Par ailleurs, il est important de ne pas confondre l’endettement de la Chine avec son marché obligataire. En effet, la Chine est un pays où les agents économiques privilégient encore largement les prêts bancaires pour leurs besoins de financement et par conséquent le marché obligataire chinois est encore relativement peu développé. Si l’endettement du pays fluctue autour de 250 % du PIB, la capitalisation du marché obligataire est actuellement légèrement inférieure à 100 % du PIB (contre 130 % du PIB aux Etats-Unis). En outre, la structure du marché de dette et du marché obligataire est différente. Les entreprises non financières sont ainsi les plus représentées sur le marché de dette (156 % du PIB) tandis que sur le marché obligataire, c’est l’état chinois qui est le plus important, avec un poids de 56 % du PIB. Bien qu’encore relativement peu développé, le marché obligataire est déjà le 2èmeplus grand au monde, juste derrière les États-Unis.

Plus accessible

Enfin, alors que ce marché était, jusqu’à présent, encore relativement peu accessible pour les investisseurs étrangers, les autorités chinoises ont pris nombre de mesures pour en faciliter l’accès. L’internationalisation du Renminbi en 2015, grâce à son inclusion dans le panier de devises servant de base aux droits de tirages spéciaux du FMI, fut, à cet égard, une étape importante. C’est cependant le volet opérationnel qui a été  le plus déterminant.
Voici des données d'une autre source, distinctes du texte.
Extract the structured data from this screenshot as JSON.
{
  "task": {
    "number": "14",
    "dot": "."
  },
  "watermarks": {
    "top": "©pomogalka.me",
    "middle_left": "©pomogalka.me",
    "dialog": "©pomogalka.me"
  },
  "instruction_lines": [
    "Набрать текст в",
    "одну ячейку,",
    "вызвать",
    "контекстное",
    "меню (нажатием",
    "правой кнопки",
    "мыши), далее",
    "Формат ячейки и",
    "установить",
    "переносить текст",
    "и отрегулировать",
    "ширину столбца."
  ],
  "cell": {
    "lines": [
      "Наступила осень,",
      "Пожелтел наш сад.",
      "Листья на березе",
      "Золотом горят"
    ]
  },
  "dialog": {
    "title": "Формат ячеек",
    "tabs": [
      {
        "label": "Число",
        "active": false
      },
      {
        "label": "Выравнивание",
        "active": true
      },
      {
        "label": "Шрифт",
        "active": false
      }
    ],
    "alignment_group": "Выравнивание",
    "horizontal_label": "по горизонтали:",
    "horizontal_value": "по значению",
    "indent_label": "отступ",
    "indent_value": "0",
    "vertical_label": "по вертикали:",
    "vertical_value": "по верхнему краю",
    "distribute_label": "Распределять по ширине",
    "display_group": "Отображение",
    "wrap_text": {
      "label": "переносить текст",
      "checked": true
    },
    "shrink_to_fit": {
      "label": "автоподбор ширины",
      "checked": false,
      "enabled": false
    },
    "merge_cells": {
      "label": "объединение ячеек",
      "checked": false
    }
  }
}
Avec le lancement de Bond Connect en juin 2017, la Chine a fait tomber nombre de barrières qui empêchaient les investisseurs étrangers d’accéder au marché chinois. Il n’est ainsi plus nécessaire d’ouvrir un compte en Chine pour investir. Les quotas et les limites en termes de rapatriements des actifs ont été supprimés. Le programme Bond Connect change ainsi diamétralement la donne. Aujourd’hui, il y a déjà plus d‘investisseurs qui l’utilisent que tous les programmes précédents réunis, à l’instar des QFII/RQFII.

Dans les indices

Le plus grand succès des autorités chinoises est cependant d’avoir convaincu, grâce à ces mesures, les fournisseurs d’indices obligataires d’ouvrir leurs indices aux obligations chinoises. Bloomberg a ainsi annoncé l’inclusion graduelle des obligations chinoises à partir du mois d’avril 2019 à son indice phare le Bloomberg/Barclays Global Aggregate. D’autres indices devraient suivre le mouvement. C’est le cas du JPMorgan Emerging Market Bond Index Global Diversified et du Financial Times Stock Exchange World Government Bond Index. L’inclusion des obligations chinoises à ces indices devrait largement soutenir le marché obligataire chinois puisqu’elle pourrait attirer entre 250 et 300 milliards de flux d’investissement.

Conclusion

En conclusion, le marché chinois est trop important que pour être ignoré, il présente des fondamentaux relativement robustes et même si le rendement actuel des obligations souveraines chinoises à 10 ans n’est « que » très légèrement supérieur à 3 %, la performance de ces obligations devrait être soutenue par les flux d’investissements en provenance de l’étranger dans un contexte de recherche de rendement.